Seite 4/5 Artikel News Nr.8 24.02.2005

Sie waren bis zu Ihrem 14. Lebensjahr in österreichischen Schulen. Wie ist es da gelaufen?
Weniger gut. In der Volksschule Börsegasse hatten wir einen Lehrer, der fast nur Einser verteilt hat. Ich war einer der wenigen mit ein paar Zweiern. Ins Gymnasium bin ich in die Schottenbastei gegangen, da bekam ich dann auch Dreier, selbst in Mathematik, dem meiner Meinung nach besten Fach. Das war dann cooler, man sprach plötzlich auch über Mädchen, ich blieb dennoch im guten Klassendurchschnitt. Dass ich überhaupt an guten Noten interessiert blieb, dafür war eine gute Freundin verantwortlich, die hinter mir saß und lauter Einser hatte. Die hat mir nicht nur durch Schummeln geholfen, sondern als Vorbild. Damals wurde mir das erste Mal die bedeutende Dynamik von Gruppen klar, auch solchen, die nur aus zwei Leuten bestehen. Das hat mir auch später in den USA sehr geholfen. Auch in den Klassen: Dort gab es extrem viele Ausländerklassen mit vielen Mexikanern, Pakistanis oder Indern. Da fühlt man sich anfangs als Europäer ziemlich allein. Eben bis man akzeptiert wird, ohne Ansehen der Nation. Und bei den Wettkämpfen in Amerika sind wir ja auch als Mannschaft angetreten. Dort geht es auch darum: Wer ist das beste Team? Um das zu werden, braucht man Teamgeist.
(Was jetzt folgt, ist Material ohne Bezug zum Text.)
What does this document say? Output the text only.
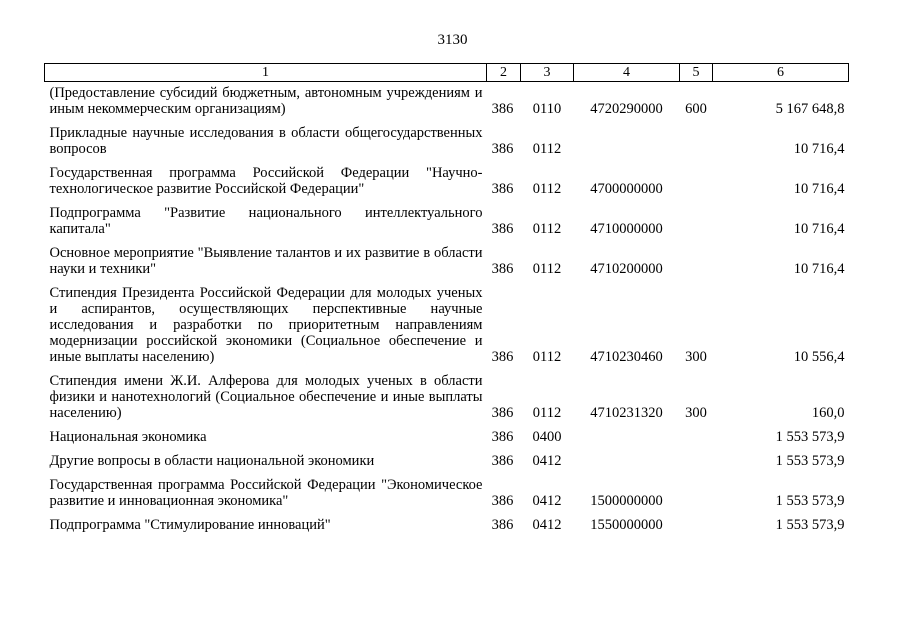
3130
1	2	3	4	5	6
(Предоставление субсидий бюджетным, автономным учреждениям и иным некоммерческим организациям)	386	0110	4720290000	600	5 167 648,8
Прикладные научные исследования в области общегосударственных вопросов	386	0112			10 716,4
Государственная программа Российской Федерации "Научно-технологическое развитие Российской Федерации"	386	0112	4700000000		10 716,4
Подпрограмма "Развитие национального интеллектуального капитала"	386	0112	4710000000		10 716,4
Основное мероприятие "Выявление талантов и их развитие в области науки и техники"	386	0112	4710200000		10 716,4
Стипендия Президента Российской Федерации для молодых ученых и аспирантов, осуществляющих перспективные научные исследования и разработки по приоритетным направлениям модернизации российской экономики (Социальное обеспечение и иные выплаты населению)	386	0112	4710230460	300	10 556,4
Стипендия имени Ж.И. Алферова для молодых ученых в области физики и нанотехнологий (Социальное обеспечение и иные выплаты населению)	386	0112	4710231320	300	160,0
Национальная экономика	386	0400			1 553 573,9
Другие вопросы в области национальной экономики	386	0412			1 553 573,9
Государственная программа Российской Федерации "Экономическое развитие и инновационная экономика"	386	0412	1500000000		1 553 573,9
Подпрограмма "Стимулирование инноваций"	386	0412	1550000000		1 553 573,9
In den USA haben Sie Anerkennung vor allem durch sportliche Leistungen geschafft, in Österreich sind Sie nicht nur dadurch fast schon zum nationalen Helden geworden. Wohl auch, weil Sie bei der Olympiade in Athen extreme Fairness bewiesen haben, überhaupt nicht protestierten, als Sie eine kurzzeitig gewonnene Goldmedaille wieder verloren haben. War da nicht auch im Hinterkopf: Ich will als extrem fairer Kerl dastehen!
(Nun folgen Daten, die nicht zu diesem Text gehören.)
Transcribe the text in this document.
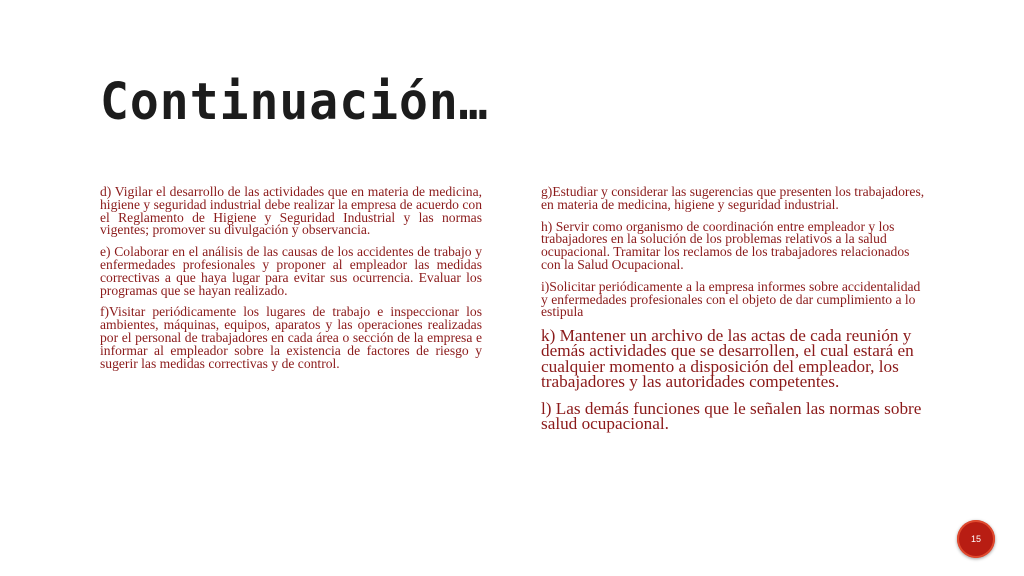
Continuación…

d) Vigilar el desarrollo de las actividades que en materia de medicina, higiene y seguridad industrial debe realizar la empresa de acuerdo con el Reglamento de Higiene y Seguridad Industrial y las normas vigentes; promover su divulgación y observancia.

e) Colaborar en el análisis de las causas de los accidentes de trabajo y enfermedades profesionales y proponer al empleador las medidas correctivas a que haya lugar para evitar sus ocurrencia. Evaluar los programas que se hayan realizado.

f)Visitar periódicamente los lugares de trabajo e inspeccionar los ambientes, máquinas, equipos, aparatos y las operaciones realizadas por el personal de trabajadores en cada área o sección de la empresa e informar al empleador sobre la existencia de factores de riesgo y sugerir las medidas correctivas y de control.

g)Estudiar y considerar las sugerencias que presenten los trabajadores, en materia de medicina, higiene y seguridad industrial.

h) Servir como organismo de coordinación entre empleador y los trabajadores en la solución de los problemas relativos a la salud ocupacional. Tramitar los reclamos de los trabajadores relacionados con la Salud Ocupacional.

i)Solicitar periódicamente a la empresa informes sobre accidentalidad y enfermedades profesionales con el objeto de dar cumplimiento a lo estipula

k) Mantener un archivo de las actas de cada reunión y demás actividades que se desarrollen, el cual estará en cualquier momento a disposición del empleador, los trabajadores y las autoridades competentes.

l) Las demás funciones que le señalen las normas sobre salud ocupacional.

15
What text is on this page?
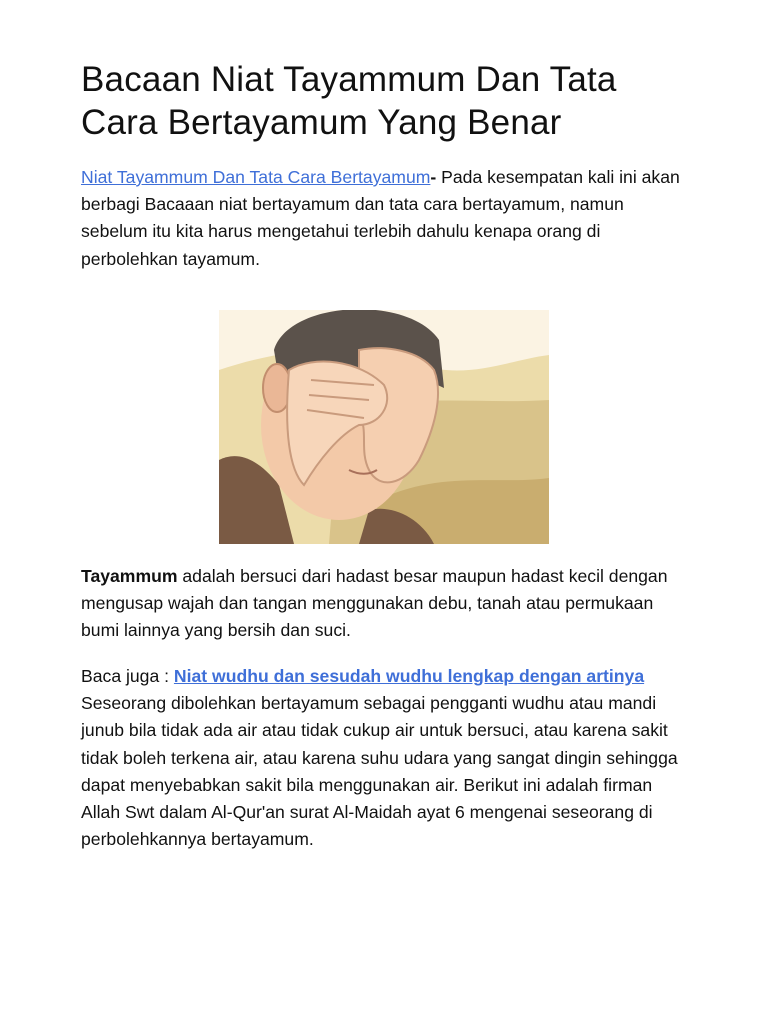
Bacaan Niat Tayammum Dan Tata Cara Bertayamum Yang Benar

Niat Tayammum Dan Tata Cara Bertayamum- Pada kesempatan kali ini akan berbagi Bacaaan niat bertayamum dan tata cara bertayamum, namun sebelum itu kita harus mengetahui terlebih dahulu kenapa orang di perbolehkan tayamum.

Tayammum adalah bersuci dari hadast besar maupun hadast kecil dengan mengusap wajah dan tangan menggunakan debu, tanah atau permukaan bumi lainnya yang bersih dan suci.

Baca juga : Niat wudhu dan sesudah wudhu lengkap dengan artinya
Seseorang dibolehkan bertayamum sebagai pengganti wudhu atau mandi junub bila tidak ada air atau tidak cukup air untuk bersuci, atau karena sakit tidak boleh terkena air, atau karena suhu udara yang sangat dingin sehingga dapat menyebabkan sakit bila menggunakan air. Berikut ini adalah firman Allah Swt dalam Al-Qur'an surat Al-Maidah ayat 6 mengenai seseorang di perbolehkannya bertayamum.
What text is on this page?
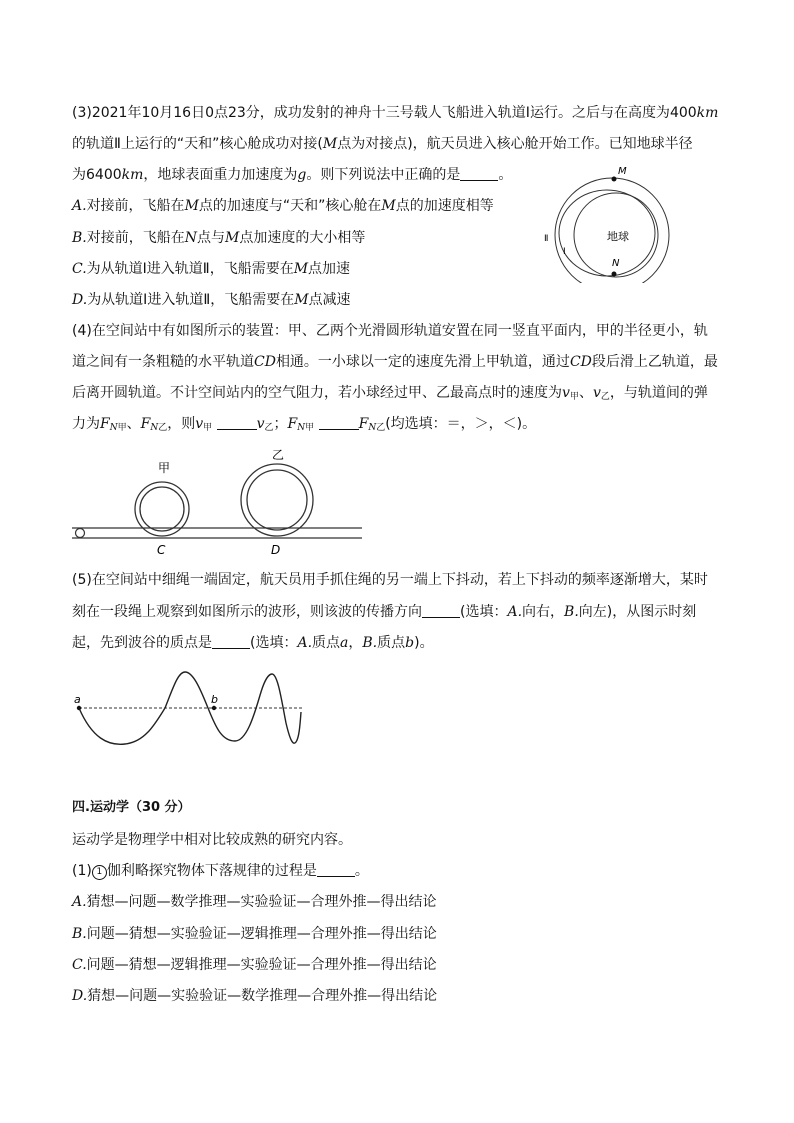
(3)2021年10月16日0点23分，成功发射的神舟十三号载人飞船进入轨道Ⅰ运行。之后与在高度为400km
的轨道Ⅱ上运行的“天和”核心舱成功对接(M点为对接点)，航天员进入核心舱开始工作。已知地球半径
为6400km，地球表面重力加速度为g。则下列说法中正确的是	。
A.对接前，飞船在M点的加速度与“天和”核心舱在M点的加速度相等
B.对接前，飞船在N点与M点加速度的大小相等
C.为从轨道Ⅰ进入轨道Ⅱ，飞船需要在M点加速
D.为从轨道Ⅰ进入轨道Ⅱ，飞船需要在M点减速
M
N
地球
Ⅱ
Ⅰ
(4)在空间站中有如图所示的装置：甲、乙两个光滑圆形轨道安置在同一竖直平面内，甲的半径更小，轨
道之间有一条粗糙的水平轨道CD相通。一小球以一定的速度先滑上甲轨道，通过CD段后滑上乙轨道，最
后离开圆轨道。不计空间站内的空气阻力，若小球经过甲、乙最高点时的速度为$v_甲$、$v_乙$，与轨道间的弹
力为$F_{N甲}$、$F_{N乙}$，则$v_甲$	$v_乙$；$F_{N甲}$	$F_{N乙}$(均选填：＝，＞，＜)。
甲
乙
C	D
(5)在空间站中细绳一端固定，航天员用手抓住绳的另一端上下抖动，若上下抖动的频率逐渐增大，某时
刻在一段绳上观察到如图所示的波形，则该波的传播方向	(选填：A.向右，B.向左)，从图示时刻
起，先到波谷的质点是	(选填：A.质点a，B.质点b)。
a	b
四.运动学（30 分）
运动学是物理学中相对比较成熟的研究内容。
(1) 1 伽利略探究物体下落规律的过程是	。
A.猜想—问题—数学推理—实验验证—合理外推—得出结论
B.问题—猜想—实验验证—逻辑推理—合理外推—得出结论
C.问题—猜想—逻辑推理—实验验证—合理外推—得出结论
D.猜想—问题—实验验证—数学推理—合理外推—得出结论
Das kann sich in einer solchen Situation, glaube ich, keiner vornehmen. Da läuft zu viel gleichzeitig. Was alles, weiß ich bis heute nicht. Das Rennen lief für mich wirklich wie immer im Zeitlupentempo ab. Ein gutes 2-Minuten-Rennen dauert für mich stets 10 Minuten, da habe ich endlos Zeit, mich zu konzentrieren. Nach dem Ende war mir klar, nicht Olympiasieger zu sein, sondern mit knappem Abstand Zweiter. Zuerst habe ich sogar geglaubt, disqualifiziert zu werden, weil ich das Gefühl hatte, bei der dritten Wende zu weit getaucht zu sein. Dann ist der Sieger disqualifiziert worden, mir war sofort klar, dass das nicht passt. Dennoch hat Leo Wallner mit mir schon die Hymne für die Siegerehrung geübt. Dann hat sich alles wieder gedreht. Das war keine Enttäuschung, weil ich gespürt habe, dass das für mich passt. Ich habe eben meine Rolle in dem Spiel richtig erkannt, das kann jeder Sportler, der mitdenkt. Vielleicht wäre ich sonst bei der Siegerehrung sogar ausgebuht worden, das ist wohl die größte Angst eines Sportlers. Erst dann habe ich meinen Vater angerufen und scherzhalber gefragt, ob es einen Fairplay-Preis bei der Olympiade gibt.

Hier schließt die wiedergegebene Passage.